Upaya mata uang Inggris untuk mengatasi hambatan saat ini paling sering gagal. Pound, setelah melakukan upaya lain untuk tumbuh, mengalami hambatan dalam bentuk data ekonomi makro yang lemah, kenaikan inflasi dan ancaman resesi.
Pada awal minggu ini, mata uang Inggris anjlok ke level terendah sejak Maret 2020. Penyebabnya adalah meningkatnya kekhawatiran atas prospek ekonomi Inggris. Dengan latar belakang ini, pelaku pasar secara besar-besaran menjual pound. Di masa depan, pound semakin tenggelam, terutama terhadap euro. Katalisator penurunan ini adalah krisis energi yang melanda negara-negara Eropa dan menjadi "bahan bakar" bagi ekspektasi resesi di Inggris. Menurut analis, prospek suram ekonomi Inggris mendorong pound ke dalam spiral menurun.

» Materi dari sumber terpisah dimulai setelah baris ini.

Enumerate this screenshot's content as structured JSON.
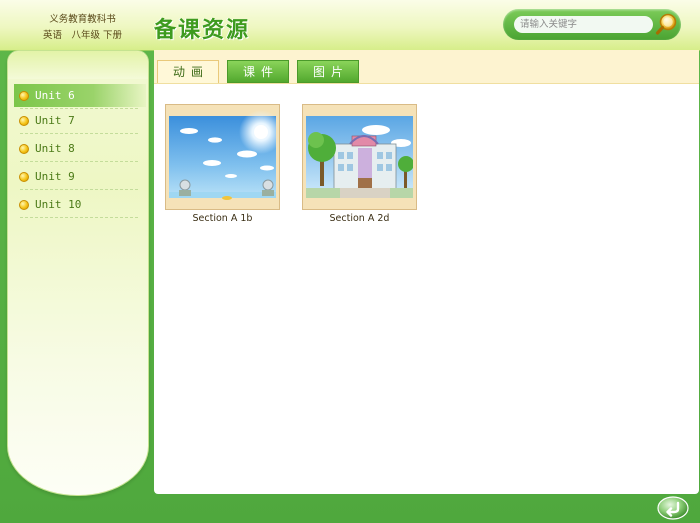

Ahli strategi mata uang di Goldman Sachs menanggapi situasi ini dengan memberikan prakiraan lain. Namun, hal itu tidak menyenangkan pasar, karena menyiratkan penurunan prospek ekonomi jangka menengah dan panjang negara tersebut. Ingat, tahun ini pound jatuh lebih dari 13% terhadap dolar, dan ini bukan batasnya.
Menurut perhitungan Goldman Sachs, pada kuartal keempat tahun 2022, Inggris akan dicekam resesi. Pada saat yang sama, para analis menurunkan prakiraan pertumbuhan PDB untuk tahun 2023 menjadi -0,6%. Dalam situasi saat ini, inflasi di Inggris akan tumbuh dan melebihi 20% pada awal tahun depan, para pakar menekankan. Implementasi skenario seperti itu dimungkinkan dengan berlanjutnya kenaikan harga gas di Eropa.
Para analis Goldman Sachs menyatakan bahwa inflasi inti di Inggris akan mencapai puncaknya pada 22,4% jika harga marjinal gas melonjak hingga 80%. Indikator ini beberapa kali lebih tinggi daripada prakiraan inflasi sebelumnya, yang sebesar 14,8%. Para ekonom Commerzbank sepakat dengan mereka, yang percaya bahwa kenaikan harga bahan bakar biru yang berkepanjangan meningkatkan risiko resesi. Dengan latar belakang ini, risiko resesi akan jauh lebih besar dan lebih lama dari yang diperkirakan sebelumnya. Dalam situasi seperti itu, tekanan pada Bank of England meningkat, sehingga bank sentral "perlu menemukan keseimbangan antara memerangi resesi dan tingkat inflasi yang tinggi," Commerzbank menekankan.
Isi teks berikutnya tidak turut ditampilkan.